There's an affliction a majority of would-be writers are suffering from today. No, it's not alcoholism, although a strong point could probably made in that case, too. The affliction writers today suffer from is “Idiot Syndrome.” They get this disease, to varying degrees, based on how much TV they watch on any given day. The more TV a writer watches, the more movies a writer sees, the more his/her writing suffers.

Because, you see, editors can see it in your writing. Cheesy TV dialogue, clichéd movie plot points, lazy descriptions, awkward scene shifts--all of these are symptoms of Idiot's Syndrome and it even the most novice of editors can diagnose the affliction before finishing the first chapter of your manuscript. It's almost always unintentional--a few lines of dialogue here, a few descriptions there. While you're looking for the perfect way to get rid of one of your characters, you hark back to the last good movie you saw and steal an idea or two.
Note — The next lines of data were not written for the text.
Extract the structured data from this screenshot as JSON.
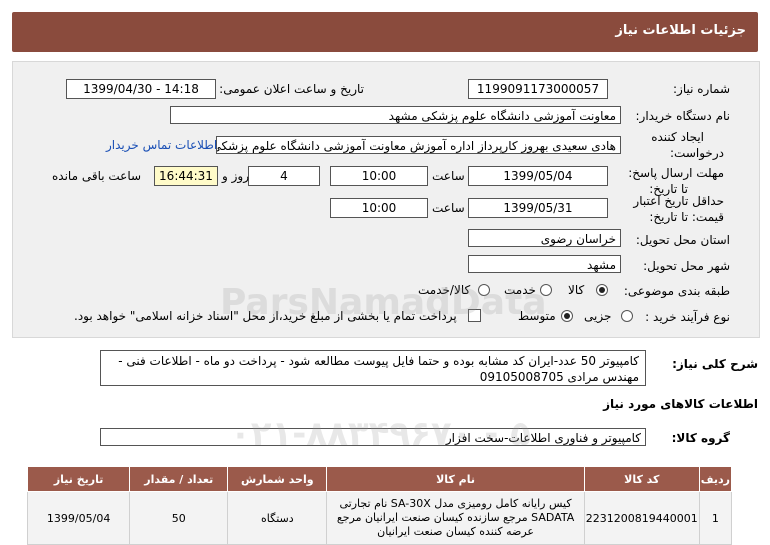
{
  "header": {
    "title": "جزئیات اطلاعات نیاز"
  },
  "fields": {
    "need_number_label": "شماره نیاز:",
    "need_number": "1199091173000057",
    "announce_label": "تاریخ و ساعت اعلان عمومی:",
    "announce_value": "1399/04/30 - 14:18",
    "buyer_label": "نام دستگاه خریدار:",
    "buyer_value": "معاونت آموزشی دانشگاه علوم پزشکی مشهد",
    "creator_label": "ایجاد کننده درخواست:",
    "creator_value": "هادی سعیدی بهروز کارپرداز اداره آموزش معاونت آموزشی دانشگاه علوم پزشکی",
    "contact_link": "اطلاعات تماس خریدار",
    "deadline_label": "مهلت ارسال پاسخ: تا تاریخ:",
    "deadline_date": "1399/05/04",
    "time_label": "ساعت",
    "deadline_time": "10:00",
    "days_value": "4",
    "days_label": "روز و",
    "remaining_time": "16:44:31",
    "remaining_label": "ساعت باقی مانده",
    "validity_label": "حداقل تاریخ اعتبار قیمت: تا تاریخ:",
    "validity_date": "1399/05/31",
    "validity_time": "10:00",
    "province_label": "استان محل تحویل:",
    "province_value": "خراسان رضوی",
    "city_label": "شهر محل تحویل:",
    "city_value": "مشهد",
    "category_label": "طبقه بندی موضوعی:",
    "category_options": [
      "کالا",
      "خدمت",
      "کالا/خدمت"
    ],
    "process_label": "نوع فرآیند خرید :",
    "process_options": [
      "جزیی",
      "متوسط"
    ],
    "payment_note": "پرداخت تمام یا بخشی از مبلغ خرید،از محل \"اسناد خزانه اسلامی\" خواهد بود."
  },
  "description": {
    "label": "شرح کلی نیاز:",
    "text": "کامپیوتر 50 عدد-ایران کد مشابه بوده و حتما فایل پیوست مطالعه شود - پرداخت دو ماه - اطلاعات فنی - مهندس مرادی 09105008705"
  },
  "goods_info_title": "اطلاعات کالاهای مورد نیاز",
  "goods_group": {
    "label": "گروه کالا:",
    "value": "کامپیوتر و فناوری اطلاعات-سخت افزار"
  },
  "table": {
    "headers": [
      "ردیف",
      "کد کالا",
      "نام کالا",
      "واحد شمارش",
      "تعداد / مقدار",
      "تاریخ نیاز"
    ],
    "rows": [
      {
        "index": "1",
        "code": "2231200819440001",
        "name": "کیس رایانه کامل رومیزی مدل SA-30X نام تجارتی SADATA مرجع سازنده کیسان صنعت ایرانیان مرجع عرضه کننده کیسان صنعت ایرانیان",
        "unit": "دستگاه",
        "qty": "50",
        "date": "1399/05/04"
      }
    ]
  },
  "watermark": {
    "brand": "ParsNamadData",
    "phone": "۰۲۱-۸۸۳۴۹۶۷۰ - ۵"
  },
  "colors": {
    "title_bar": "#8a4b3d",
    "table_header": "#9b5a4b",
    "link": "#1a4fb5",
    "remaining_bg": "#fffbc9"
  }
}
“Just to give me a starting point,” you tell yourself. By chapter three, you're sneaking in entire lines of dialogue you liked. By chapter five, your two main characters are engrossed in a melodramatic fight so over-the-top that it could only have been found on ABC's newest melodrama.
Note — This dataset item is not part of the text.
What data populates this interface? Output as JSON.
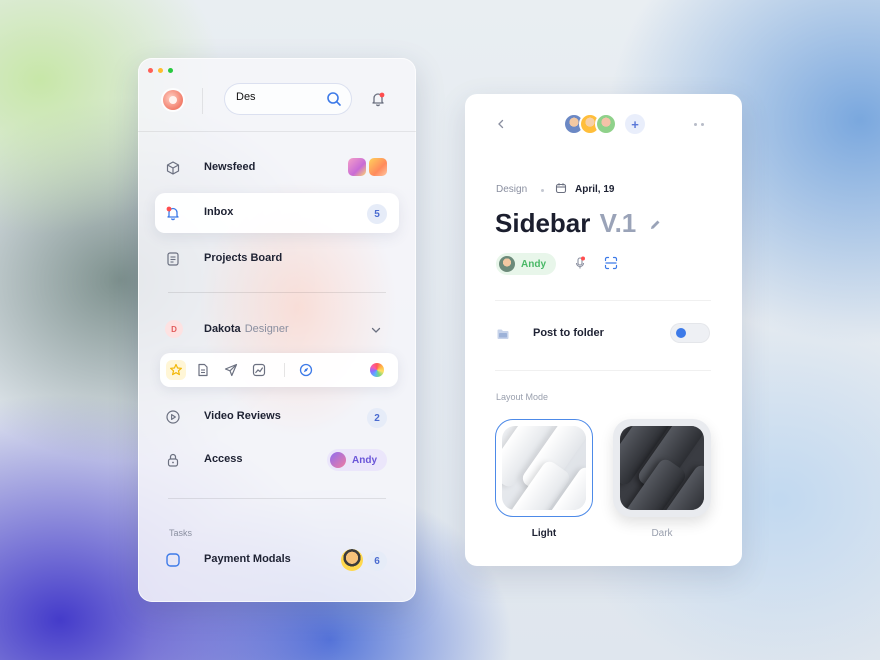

How do you treat this disease? The answer is simple, albeit difficult: turn off your TV. Like the thousands of toxic materials we consume on a daily basis, TV needs to be enjoyed sparingly. There are a lot of good movies that come out every year, but for every good movie there are twenty bad ones. And let's face it: the bad ones are fun to watch. But they're dangerous to the easily influenced writer. Watch them sparingly, or, if you must watch them, disinfect your mind with 20cc's of Chekhov afterward to clean your creative palette.

Editors don't read manuscripts and look for ways to dumb down a book (good ones don't, at least). Editors are willing to let a book run its course, not limiting it to the literary equivalent of ninety minutes. When you read a book from a publisher, you're reading something that has passed through the hands of multiple editors, each working with the book's creator to make the book better, not necessarily more marketable (although again, this can occasionally happen). The more you read, the more you develop an understanding of the English language.

The more you read, the better you get.

It's that simple. And here's another thing you don't get from TV: you can get better no matter what you read. When you read a good book, you take in what makes it good. The more good books you read, the more you begin to notice what makes those books good, and the more you incorporate those things into your own writing. The more conscious you are of this, the more frequently it will happen. And the more bad books you read, the more you come to understand what makes them bad.